Beau
temps. On a mis tous les enfants à cuire ensemble sur la plage. Les uns
rôtissent sur le sable sec, les
autres mijotent au bain-marie dans les flaques chaudes. La jeune
maman, sous l’ombrelle de toile rayée, oublie délicieusement ses deux
gosses et s’enivre, les joues chaudes, d’un roman
mystérieux, habillé comme elle de toile écrue…
– Maman !…
– …
– Maman, dis donc, maman !…
Son gros petit garçon, patient et têtu, attend, la pelle aux doigts, les joues sablées comme un
gâteau…
– Maman, dis donc, maman…
Les yeux de la liseuse se lèvent enfin, hallucinés, et elle jette dans un petit aboiement excédé :
– Quoi ?
– Maman, Jeannine est noyée, répète le bon gros petit garçon têtu.
Le livre vole, le pliant tombe…
– Qu’est-ce que tu dis, petit malheureux ? ta sœur est noyée ?
– Oui.

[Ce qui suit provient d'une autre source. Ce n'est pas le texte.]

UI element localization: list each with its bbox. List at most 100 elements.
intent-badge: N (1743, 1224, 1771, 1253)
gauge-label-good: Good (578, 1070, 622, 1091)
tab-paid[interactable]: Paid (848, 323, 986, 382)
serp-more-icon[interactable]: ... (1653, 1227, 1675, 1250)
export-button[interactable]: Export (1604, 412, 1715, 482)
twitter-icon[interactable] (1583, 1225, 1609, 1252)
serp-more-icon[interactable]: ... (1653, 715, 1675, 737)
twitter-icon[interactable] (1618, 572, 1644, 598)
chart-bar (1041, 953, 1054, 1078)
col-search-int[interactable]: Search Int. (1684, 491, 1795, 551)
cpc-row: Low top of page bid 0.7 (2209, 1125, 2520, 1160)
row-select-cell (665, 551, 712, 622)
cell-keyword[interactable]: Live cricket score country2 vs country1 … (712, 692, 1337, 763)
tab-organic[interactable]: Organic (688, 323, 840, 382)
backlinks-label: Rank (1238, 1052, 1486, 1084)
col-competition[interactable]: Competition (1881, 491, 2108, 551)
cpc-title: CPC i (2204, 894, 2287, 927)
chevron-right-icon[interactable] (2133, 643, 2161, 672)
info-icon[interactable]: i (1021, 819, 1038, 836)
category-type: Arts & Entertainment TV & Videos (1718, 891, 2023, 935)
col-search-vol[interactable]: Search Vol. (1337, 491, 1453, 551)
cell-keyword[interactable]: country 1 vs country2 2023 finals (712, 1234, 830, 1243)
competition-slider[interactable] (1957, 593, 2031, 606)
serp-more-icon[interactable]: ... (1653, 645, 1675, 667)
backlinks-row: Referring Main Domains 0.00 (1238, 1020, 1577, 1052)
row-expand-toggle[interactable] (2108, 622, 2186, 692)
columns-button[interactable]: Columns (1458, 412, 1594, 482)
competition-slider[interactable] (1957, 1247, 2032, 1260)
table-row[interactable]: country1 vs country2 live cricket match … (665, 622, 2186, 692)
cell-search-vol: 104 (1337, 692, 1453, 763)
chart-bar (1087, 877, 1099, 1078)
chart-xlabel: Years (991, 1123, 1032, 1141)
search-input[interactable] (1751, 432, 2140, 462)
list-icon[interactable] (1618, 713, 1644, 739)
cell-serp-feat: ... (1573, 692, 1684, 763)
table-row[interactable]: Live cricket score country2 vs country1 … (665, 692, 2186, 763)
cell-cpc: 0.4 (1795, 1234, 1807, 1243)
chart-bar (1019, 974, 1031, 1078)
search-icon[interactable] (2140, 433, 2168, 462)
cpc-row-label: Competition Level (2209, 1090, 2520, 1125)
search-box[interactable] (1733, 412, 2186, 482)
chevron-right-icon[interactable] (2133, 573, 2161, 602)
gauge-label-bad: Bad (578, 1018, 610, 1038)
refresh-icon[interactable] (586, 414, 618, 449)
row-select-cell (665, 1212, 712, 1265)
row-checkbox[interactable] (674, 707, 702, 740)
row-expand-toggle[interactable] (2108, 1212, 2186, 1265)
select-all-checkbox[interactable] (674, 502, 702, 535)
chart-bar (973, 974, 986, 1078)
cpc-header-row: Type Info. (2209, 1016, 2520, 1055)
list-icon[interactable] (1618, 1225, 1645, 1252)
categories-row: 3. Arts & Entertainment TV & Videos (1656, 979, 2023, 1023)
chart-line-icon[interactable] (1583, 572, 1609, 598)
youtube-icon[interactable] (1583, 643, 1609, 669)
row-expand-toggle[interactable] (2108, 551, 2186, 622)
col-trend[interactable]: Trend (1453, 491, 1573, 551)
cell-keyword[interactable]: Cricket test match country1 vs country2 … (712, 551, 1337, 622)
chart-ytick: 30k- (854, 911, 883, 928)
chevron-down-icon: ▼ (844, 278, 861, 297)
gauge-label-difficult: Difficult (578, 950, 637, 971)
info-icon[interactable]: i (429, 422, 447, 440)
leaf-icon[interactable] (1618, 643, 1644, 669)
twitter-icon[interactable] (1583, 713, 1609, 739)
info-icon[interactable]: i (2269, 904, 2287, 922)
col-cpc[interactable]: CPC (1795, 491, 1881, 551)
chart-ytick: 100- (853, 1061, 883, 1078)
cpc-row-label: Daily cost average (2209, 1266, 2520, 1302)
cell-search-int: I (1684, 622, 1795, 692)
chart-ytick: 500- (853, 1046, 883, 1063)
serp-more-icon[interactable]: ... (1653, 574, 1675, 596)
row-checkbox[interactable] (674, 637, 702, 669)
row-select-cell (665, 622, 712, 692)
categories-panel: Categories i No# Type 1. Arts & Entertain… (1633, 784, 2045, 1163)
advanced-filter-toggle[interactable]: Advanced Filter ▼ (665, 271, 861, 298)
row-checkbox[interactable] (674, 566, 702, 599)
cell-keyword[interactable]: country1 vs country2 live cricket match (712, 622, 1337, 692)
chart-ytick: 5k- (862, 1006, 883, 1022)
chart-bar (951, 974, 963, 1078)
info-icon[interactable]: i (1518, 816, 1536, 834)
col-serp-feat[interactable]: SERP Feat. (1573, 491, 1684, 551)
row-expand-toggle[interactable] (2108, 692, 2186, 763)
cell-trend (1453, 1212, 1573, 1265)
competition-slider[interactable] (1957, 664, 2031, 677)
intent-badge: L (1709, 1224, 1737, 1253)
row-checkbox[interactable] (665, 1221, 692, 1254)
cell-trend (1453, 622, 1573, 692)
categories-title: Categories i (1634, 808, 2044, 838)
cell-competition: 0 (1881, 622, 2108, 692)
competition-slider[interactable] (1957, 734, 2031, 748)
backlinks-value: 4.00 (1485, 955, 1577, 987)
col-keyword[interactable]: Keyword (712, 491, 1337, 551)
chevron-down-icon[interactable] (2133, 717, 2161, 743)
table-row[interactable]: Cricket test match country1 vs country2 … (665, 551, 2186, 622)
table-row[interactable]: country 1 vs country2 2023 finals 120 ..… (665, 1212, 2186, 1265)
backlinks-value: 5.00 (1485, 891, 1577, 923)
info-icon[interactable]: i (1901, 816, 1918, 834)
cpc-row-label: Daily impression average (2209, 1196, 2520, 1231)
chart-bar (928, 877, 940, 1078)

Elle était là, tout à l’heure, elle n’y est plus. Alors je pense qu’elle s’est noyée.
La jeune maman tourbillonne comme une mouette et va crier… quand elle aperçoit la « noyée » au fond
d’une cuve de sable, où elle fouit comme un ratier…
– Jojo ! tu n’as pas honte d’inventer des histoires pareilles pour m’empêcher de lire ? Tu n’auras pas de chou à
la crème à quatre heures !
Le bon gros écarquille des yeux candides.
– Mais c’est pas pour te taquiner, maman ! Jeannine était plus là, alors je croyais qu’elle était
noyée.
– Seigneur ! il le croyait !!! et c’est tout ce que ça te faisait ?
Consternée, les mains jointes, elle contemple son gros petit garçon, par-dessus l’abîme qui sépare une grande
personne civilisée d’un petit enfant sauvage…
Colette, « En baie de Somme », Les Vrilles de la vigne (1908).
C'est le texte du brevet, sur lequel ont planché mes élèves de 3e. Bon, je file corriger ça.
Un petit addenda (après correction), ce sera la réponse la plus instructive de la journée.
A la question IV, de conclusion ("En vous appuyant sur vos réponses,
indiquez si la mère vous paraît corespondre totalement à l'expression
"grande personne civilisée"...") : "On ne peut
pas dire que la mère soit vraiment civilisée, car au lieu de sortir un ordinateur ou un i-phone, elle sort un livre." (C'est pas une blague.)
- Oui, François-Marie ?
- J'ai perdu ma pelle, alors je ne peux plus construire mon chateau de sable, c'est affolant !
- Ecoute, François-Marie, je vais demander à Patrice qu'il t'en achète une autre à la paillotte du coin...
- Merci, et puis si je pouvais aussi avoir un Hasselblad numérique pour prendre des photos des vagues quand elles vont attaquer ma petite forteresse...
- Aucun problème, mais ne tarde pas trop : nous devons quitter notre île d'Arros ce soir, l'avion attend déjà sur la piste privée. Ensuite tu retrouveras le monde des grandes personnes à Paris : on m'a dit que tu exposais dans les salons du Bristol ?
- Oui, et j'en ai même déjà expédié quelques-uns, ha ! ha ! ha !"
(Texte proposé au Brevet de l'an prochain. Extrait de : Une plage de silence, c'est celle qu'on aime, Jean Dutourd, de l'Académie française, éditions du Grain à moudre, 2010.)
Il faut aimer ne pas ressortir indemne.
Cet I-phone est d'autant plus consternant qu'il est révélateur.